= Joaquim Carreras i Artau =

Joaquim Carreras i Artau (August 14, 1894 in Girona – August 12, 1968 in Tiana, Barcelona) was a Catalan philosopher.

He began his studies of scholastic philosophy at the Girona Seminary, where he stayed for ten years. Later he graduated from the University of Barcelona with BAs in Law and Philosophy. The thesis Ensayo sobre el voluntarismo de J. Duns Scoto gave him a Doctorate in Philosophy at the University of Madrid. He taught both at secondary schools and at the University of Barcelona from 1939 to 1964, first as a teaching assistant and, for the last twelve years, as professor.
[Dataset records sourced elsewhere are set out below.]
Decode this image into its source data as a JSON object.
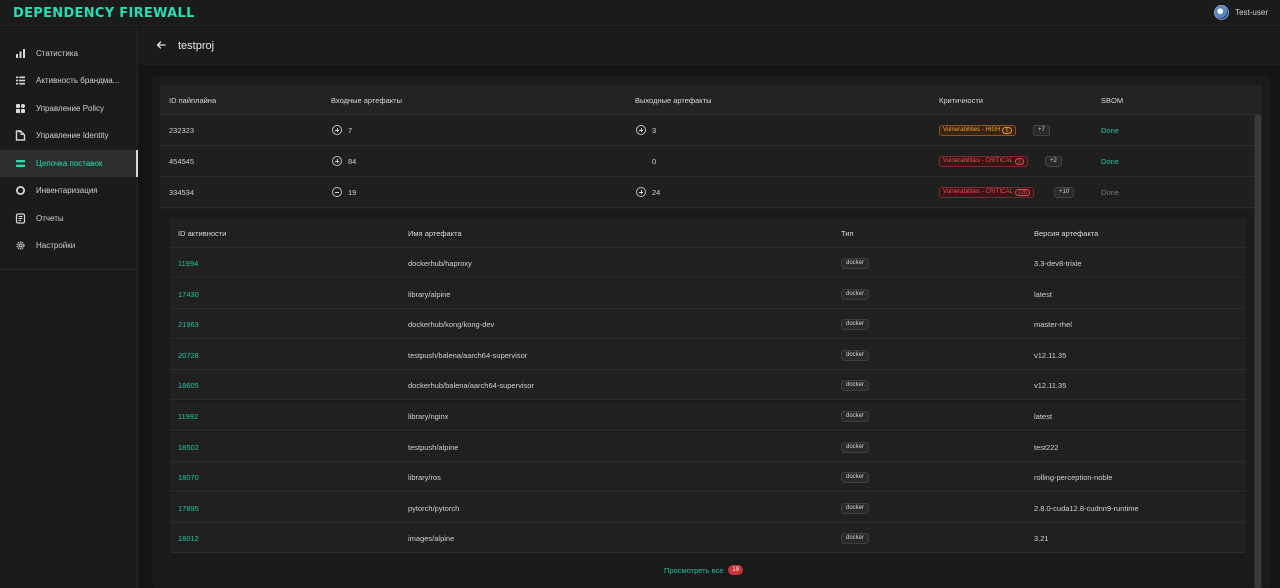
{
  "app": {
    "title": "DEPENDENCY FIREWALL"
  },
  "user": {
    "name": "Test-user"
  },
  "sidebar": {
    "items": [
      {
        "label": "Статистика",
        "icon": "bar-chart-icon"
      },
      {
        "label": "Активность брандма...",
        "icon": "list-activity-icon"
      },
      {
        "label": "Управление Policy",
        "icon": "grid-policy-icon"
      },
      {
        "label": "Управление Identity",
        "icon": "identity-doc-icon"
      },
      {
        "label": "Цепочка поставок",
        "icon": "supply-chain-icon",
        "active": true
      },
      {
        "label": "Инвентаризация",
        "icon": "inventory-circle-icon"
      },
      {
        "label": "Отчеты",
        "icon": "report-icon"
      },
      {
        "label": "Настройки",
        "icon": "gear-icon"
      }
    ]
  },
  "page": {
    "title": "testproj"
  },
  "pipelines": {
    "headers": [
      "ID пайплайна",
      "Входные артефакты",
      "Выходные артефакты",
      "Критичности",
      "SBOM"
    ],
    "rows": [
      {
        "id": "232323",
        "in": "7",
        "in_sign": "plus",
        "out": "3",
        "out_sign": "plus",
        "vuln": "Vulnerabilities - HIGH",
        "vuln_count": "6",
        "severity": "high",
        "more": "+7",
        "sbom": "Done",
        "sbom_state": "done"
      },
      {
        "id": "454545",
        "in": "84",
        "in_sign": "plus",
        "out": "0",
        "out_sign": "none",
        "vuln": "Vulnerabilities - CRITICAL",
        "vuln_count": "1",
        "severity": "critical",
        "more": "+2",
        "sbom": "Done",
        "sbom_state": "done"
      },
      {
        "id": "334534",
        "in": "19",
        "in_sign": "minus",
        "out": "24",
        "out_sign": "plus",
        "vuln": "Vulnerabilities - CRITICAL",
        "vuln_count": "128",
        "severity": "critical",
        "more": "+10",
        "sbom": "Done",
        "sbom_state": "muted"
      }
    ]
  },
  "artifacts": {
    "headers": [
      "ID активности",
      "Имя артефакта",
      "Тип",
      "Версия артефакта"
    ],
    "rows": [
      {
        "id": "11994",
        "name": "dockerhub/haproxy",
        "type": "docker",
        "version": "3.3-dev8-trixie"
      },
      {
        "id": "17430",
        "name": "library/alpine",
        "type": "docker",
        "version": "latest"
      },
      {
        "id": "21963",
        "name": "dockerhub/kong/kong-dev",
        "type": "docker",
        "version": "master-rhel"
      },
      {
        "id": "20728",
        "name": "testpush/balena/aarch64-supervisor",
        "type": "docker",
        "version": "v12.11.35"
      },
      {
        "id": "18605",
        "name": "dockerhub/balena/aarch64-supervisor",
        "type": "docker",
        "version": "v12.11.35"
      },
      {
        "id": "11992",
        "name": "library/nginx",
        "type": "docker",
        "version": "latest"
      },
      {
        "id": "18502",
        "name": "testpush/alpine",
        "type": "docker",
        "version": "test222"
      },
      {
        "id": "18070",
        "name": "library/ros",
        "type": "docker",
        "version": "rolling-perception-noble"
      },
      {
        "id": "17895",
        "name": "pytorch/pytorch",
        "type": "docker",
        "version": "2.8.0-cuda12.8-cudnn9-runtime"
      },
      {
        "id": "18012",
        "name": "images/alpine",
        "type": "docker",
        "version": "3.21"
      }
    ],
    "view_all_label": "Просмотреть все",
    "view_all_count": "19"
  },
  "colors": {
    "accent": "#24e0b0",
    "link": "#24c2a0",
    "high": "#e59a3a",
    "critical": "#e8484f"
  }
}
He devoted himself intensely to the historical and philosophical research. Among his more important contributions, is his research on Ramon Llull and, especially, on Arnau de Vilanova.

These form part of the work of Historia de la filosofia española: filosofia cristiana de los siglos XIII al XV (published between 1934 and 1943), which he wrote in collaboration with his brother Tomàs Carreras i Artau, who was a philosopher and professor of Ethics. Both were awarded with the “Premio de la Asociación Española para el Progreso de las Ciencias”.

He was a member of the Science Section of the Institut d’Estudis Catalans (1944) and the Reial Academia de Bones Lletres of Barcelona (1955), Chairman of the Société Internationale pour l'Étude de la Philosophie Médiévale (1964) and teacher of the Escola Lul.lística of Mallorca.

Other work includes La filosofía universitaria en Catalunya durante el segundo tercio del s. XIX (1964) and a great number of studies on Arnau de Vilanova, along with critical editions of his spiritual works.